Percebe-se que muitos dos altos dirigentes revolucionários não aceitavam compactuar com uma escala de avaliação de conhecimentos tão pobre e tão pouco diferenciadora. Assim, logo após o término do ano letivo 74/75, o Conselho de Ministros entendeu haver a necessidade de estabelecer «certas normas mínimas relativas aos critérios de avaliação do aproveitamento escolar dos alunos do ensino superior, entre as quais a rejeição da classificação por Apto e Não apto.». Suplantados pela evidência social, assume-se então que «as razões que motivam esta decisão quanto à tabela de classificação baseiam-se, fundamentalmente, no facto de, não vivendo as escolas divorciadas da sociedade em que estão implantadas, se dever ter em consideração a estrutura nesta vigente no que se refere ao provimento e promoção profissional das pessoas, bem como à avaliação dos méritos de cada uma. De outro modo estão a defender-se situações equívocas que só contribuem para criar ilusões e, em última análise, para sacrificar as pessoas cujos interesses se querem proteger. (…) De facto, o que já começa a verificar-se é que, perante diplomados com classificação de Apto, várias instâncias profissionais ou se recusam a admiti-los ou os classificam no fundo da escala, isto é, depois de todos os indivíduos com classificações numéricas, por baixas que sejam.» (aqui está uma excelente análise da realidade). Esta Resolução do Conselho de Ministros determinava que o valor positivo «Apto» se tivesse que diferenciar em maior número de escalões, pelo menos dois.

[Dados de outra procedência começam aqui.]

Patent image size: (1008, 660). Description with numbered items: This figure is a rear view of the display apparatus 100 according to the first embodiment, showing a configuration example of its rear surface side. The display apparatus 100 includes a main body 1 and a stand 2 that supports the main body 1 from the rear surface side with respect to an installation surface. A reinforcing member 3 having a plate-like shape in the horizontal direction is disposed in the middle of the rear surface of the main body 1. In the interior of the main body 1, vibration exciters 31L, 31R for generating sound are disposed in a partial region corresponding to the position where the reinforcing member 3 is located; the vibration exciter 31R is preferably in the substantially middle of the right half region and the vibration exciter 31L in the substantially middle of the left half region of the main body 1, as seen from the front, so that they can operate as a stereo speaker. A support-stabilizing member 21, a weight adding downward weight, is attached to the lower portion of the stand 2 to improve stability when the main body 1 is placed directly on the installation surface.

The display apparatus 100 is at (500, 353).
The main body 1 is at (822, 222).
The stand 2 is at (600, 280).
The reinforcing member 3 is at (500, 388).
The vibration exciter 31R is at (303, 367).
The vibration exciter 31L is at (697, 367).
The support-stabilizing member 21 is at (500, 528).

Foi neste contexto que Rui Grácio, Secretário de Estado da Orientação Pedagógica, instituiu o 7.º ano unificado, inaugurando uma escala de avaliação por níveis, com três escalões positivos. Esta mudança foi estabelecida através de despachos (enviados por circulares internas em junho/julho de 1975) que nem sequer são publicados em Diário de Governo. Na circular n.º 2, de 25/06/75, o próprio Rui Grácio escreveu que «as medidas já anunciadas (…) não foram porém precedidas de consulta pública» para evitar «demoras inevitáveis (…) na preparação e organização do próximo ano letivo». Não obstante, o atraso no envio dos programas escolares era tal, que, «na terceira semana de outubro, foi necessário enviá-los em aviões da Força Aérea para numerosos pontos do país» (Mais vale cedo do que nunca, Graça Fernandes, Tavares Emídio, 2018).

Para Rui Grácio, a criação do ensino unificado era «uma adequação do ensino às exigências políticas, económicas e culturais da sociedade portuguesa» mas, na verdade, as exigências da sociedade portuguesa estavam ainda em discussão pelos deputados da Assembleia Constituinte, pelo que aquela medida chegou a ser avaliada como uma imposição «ao povo português numa manobra golpista e traiçoeira» (O Governo da Educação em Portugal, Rui Machado Gomes, 2005). O próprio ministro da Educação do governo seguinte, Sottomayor Cardia, assumiu que «o lançamento do 7.º ano unificado foi uma ação precipitada de todo incompatível com o rumo sereno mas firme que se requer para a renovação do sistema de ensino» (despacho n.º 243/76 de 4/08/76).

Foi assim, em pleno período revolucionário e à pressa, que nasceu o Ensino Unificado e se colocou em vigor, até ao 9.º ano, uma escala ordinal com a qual nunca se deveriam ter feito adições nem calculado médias (como determinar a média de um desempenho Reduzido com um desempenho Médio?). Malogradamente é isso que se tem feito e se continua a fazer.

Verifica-se, portanto, que há quase meio século os alunos do ensino básico são avaliados numa escala codificada, não numérica, que, ao ser tratada, enganadoramente, como numérica, acarreta os erros aritméticos que se explanaram e que tem um enorme défice na capacidade de motivar aprendizagens e de estimular melhores desempenhos. Percebe-se que é uma escala de avaliação desfavorável para o aluno e que não serve para o informar suficientemente de modo que este se empenhe de forma ativa na sua evolução.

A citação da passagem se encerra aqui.